For our implementation, I'd imagine something between 8 and 40 clock cycles
for most of the operations. sin, cos, and tan (but not sinpi and friends)
may require much more than that for large inputs for range reduction to
accurately calculate x mod 2*pi, hence why we are thinking of implementing
sinpi, cospi, and tanpi instead (since they require calculating x mod 2,
which is much faster and simpler).
You may have more transcendentals than necessary::
> 1) for example all of the inverse hyperbolic can be calculated to GRAPHICs
> numeric quality with short sequences of already existing transcendentals
> ..... ASINH( x ) = ln( x + SQRT(x**2+1) )
>
That's why the hyperbolics extension is split out into a separate
extension. Also, a single instruction may be much faster since it can
calculate it all as one operation (cordic will work) rather than requiring
several slow operations sqrt/div and log.

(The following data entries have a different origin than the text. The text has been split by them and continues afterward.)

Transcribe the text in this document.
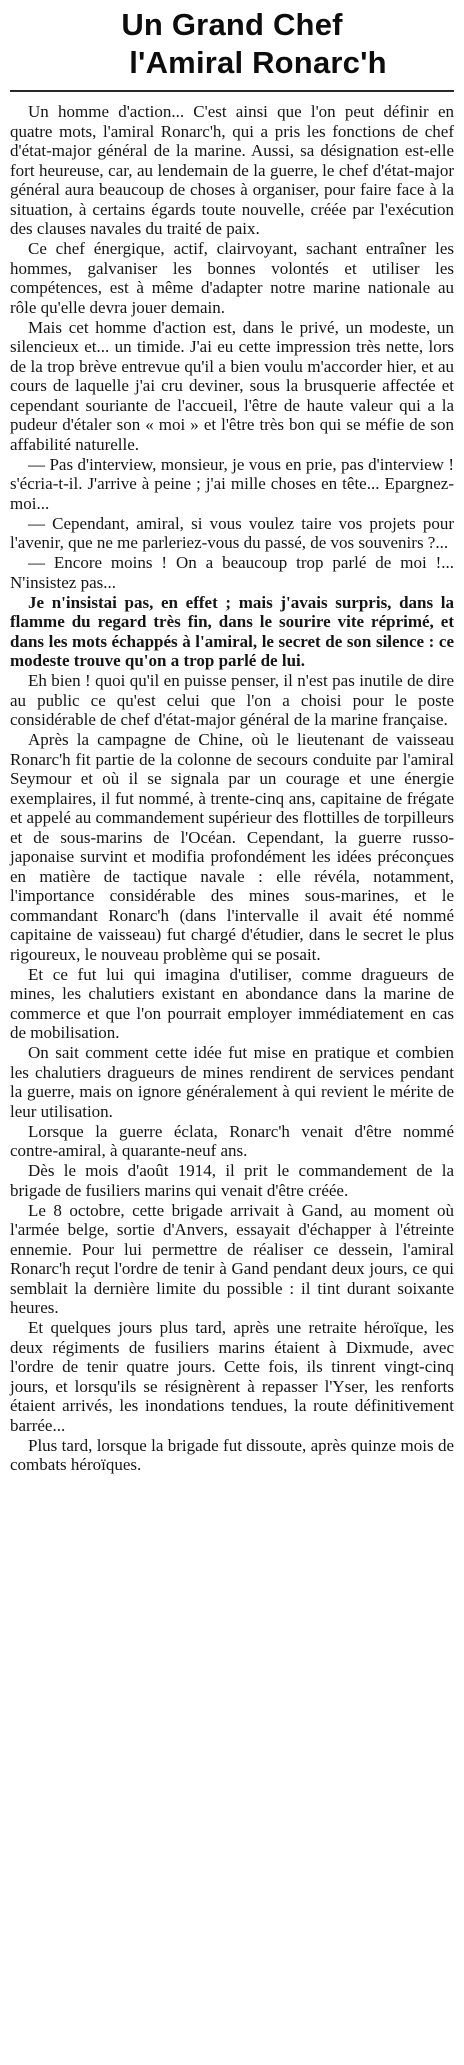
Un Grand Chef
l'Amiral Ronarc'h

Un homme d'action... C'est ainsi que l'on peut définir en quatre mots, l'amiral Ronarc'h, qui a pris les fonctions de chef d'état-major général de la marine. Aussi, sa désignation est-elle fort heureuse, car, au lendemain de la guerre, le chef d'état-major général aura beaucoup de choses à organiser, pour faire face à la situation, à certains égards toute nouvelle, créée par l'exécution des clauses navales du traité de paix.

Ce chef énergique, actif, clairvoyant, sachant entraîner les hommes, galvaniser les bonnes volontés et utiliser les compétences, est à même d'adapter notre marine nationale au rôle qu'elle devra jouer demain.

Mais cet homme d'action est, dans le privé, un modeste, un silencieux et... un timide. J'ai eu cette impression très nette, lors de la trop brève entrevue qu'il a bien voulu m'accorder hier, et au cours de laquelle j'ai cru deviner, sous la brusquerie affectée et cependant souriante de l'accueil, l'être de haute valeur qui a la pudeur d'étaler son « moi » et l'être très bon qui se méfie de son affabilité naturelle.

— Pas d'interview, monsieur, je vous en prie, pas d'interview ! s'écria-t-il. J'arrive à peine ; j'ai mille choses en tête... Epargnez-moi...

— Cependant, amiral, si vous voulez taire vos projets pour l'avenir, que ne me parleriez-vous du passé, de vos souvenirs ?...

— Encore moins ! On a beaucoup trop parlé de moi !... N'insistez pas...

Je n'insistai pas, en effet ; mais j'avais surpris, dans la flamme du regard très fin, dans le sourire vite réprimé, et dans les mots échappés à l'amiral, le secret de son silence : ce modeste trouve qu'on a trop parlé de lui.

Eh bien ! quoi qu'il en puisse penser, il n'est pas inutile de dire au public ce qu'est celui que l'on a choisi pour le poste considérable de chef d'état-major général de la marine française.

Après la campagne de Chine, où le lieutenant de vaisseau Ronarc'h fit partie de la colonne de secours conduite par l'amiral Seymour et où il se signala par un courage et une énergie exemplaires, il fut nommé, à trente-cinq ans, capitaine de frégate et appelé au commandement supérieur des flottilles de torpilleurs et de sous-marins de l'Océan. Cependant, la guerre russo-japonaise survint et modifia profondément les idées préconçues en matière de tactique navale : elle révéla, notamment, l'importance considérable des mines sous-marines, et le commandant Ronarc'h (dans l'intervalle il avait été nommé capitaine de vaisseau) fut chargé d'étudier, dans le secret le plus rigoureux, le nouveau problème qui se posait.

Et ce fut lui qui imagina d'utiliser, comme dragueurs de mines, les chalutiers existant en abondance dans la marine de commerce et que l'on pourrait employer immédiatement en cas de mobilisation.

On sait comment cette idée fut mise en pratique et combien les chalutiers dragueurs de mines rendirent de services pendant la guerre, mais on ignore généralement à qui revient le mérite de leur utilisation.

Lorsque la guerre éclata, Ronarc'h venait d'être nommé contre-amiral, à quarante-neuf ans.

Dès le mois d'août 1914, il prit le commandement de la brigade de fusiliers marins qui venait d'être créée.

Le 8 octobre, cette brigade arrivait à Gand, au moment où l'armée belge, sortie d'Anvers, essayait d'échapper à l'étreinte ennemie. Pour lui permettre de réaliser ce dessein, l'amiral Ronarc'h reçut l'ordre de tenir à Gand pendant deux jours, ce qui semblait la dernière limite du possible : il tint durant soixante heures.

Et quelques jours plus tard, après une retraite héroïque, les deux régiments de fusiliers marins étaient à Dixmude, avec l'ordre de tenir quatre jours. Cette fois, ils tinrent vingt-cinq jours, et lorsqu'ils se résignèrent à repasser l'Yser, les renforts étaient arrivés, les inondations tendues, la route définitivement barrée...

Plus tard, lorsque la brigade fut dissoute, après quinze mois de combats héroïques.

2) LOG(x) = LOGP1(x) + 1.0
> ... EXP(x) = EXPM1(x-1.0)
>
> That is:: LOGP1 and EXPM1 provide greater precision (especially when the
> result is near zero) than their sister functions, and the compiler can
> easily add the additional instruction to the instruction stream where
> appropriate.
>
for the implementation techniques I know for log/exp, implementing both
log/exp and logp1/expm1 is a slight increase in complexity compared to only
one or the other (changing constants for polynomial/lut-based
implementations and for cordic). I think it's worth saving the extra
instructions for the common case of implementing pow (where you need
log/exp) and logp1/expm1 is not worth getting rid of due to the small
additional cost and additional accuracy obtained.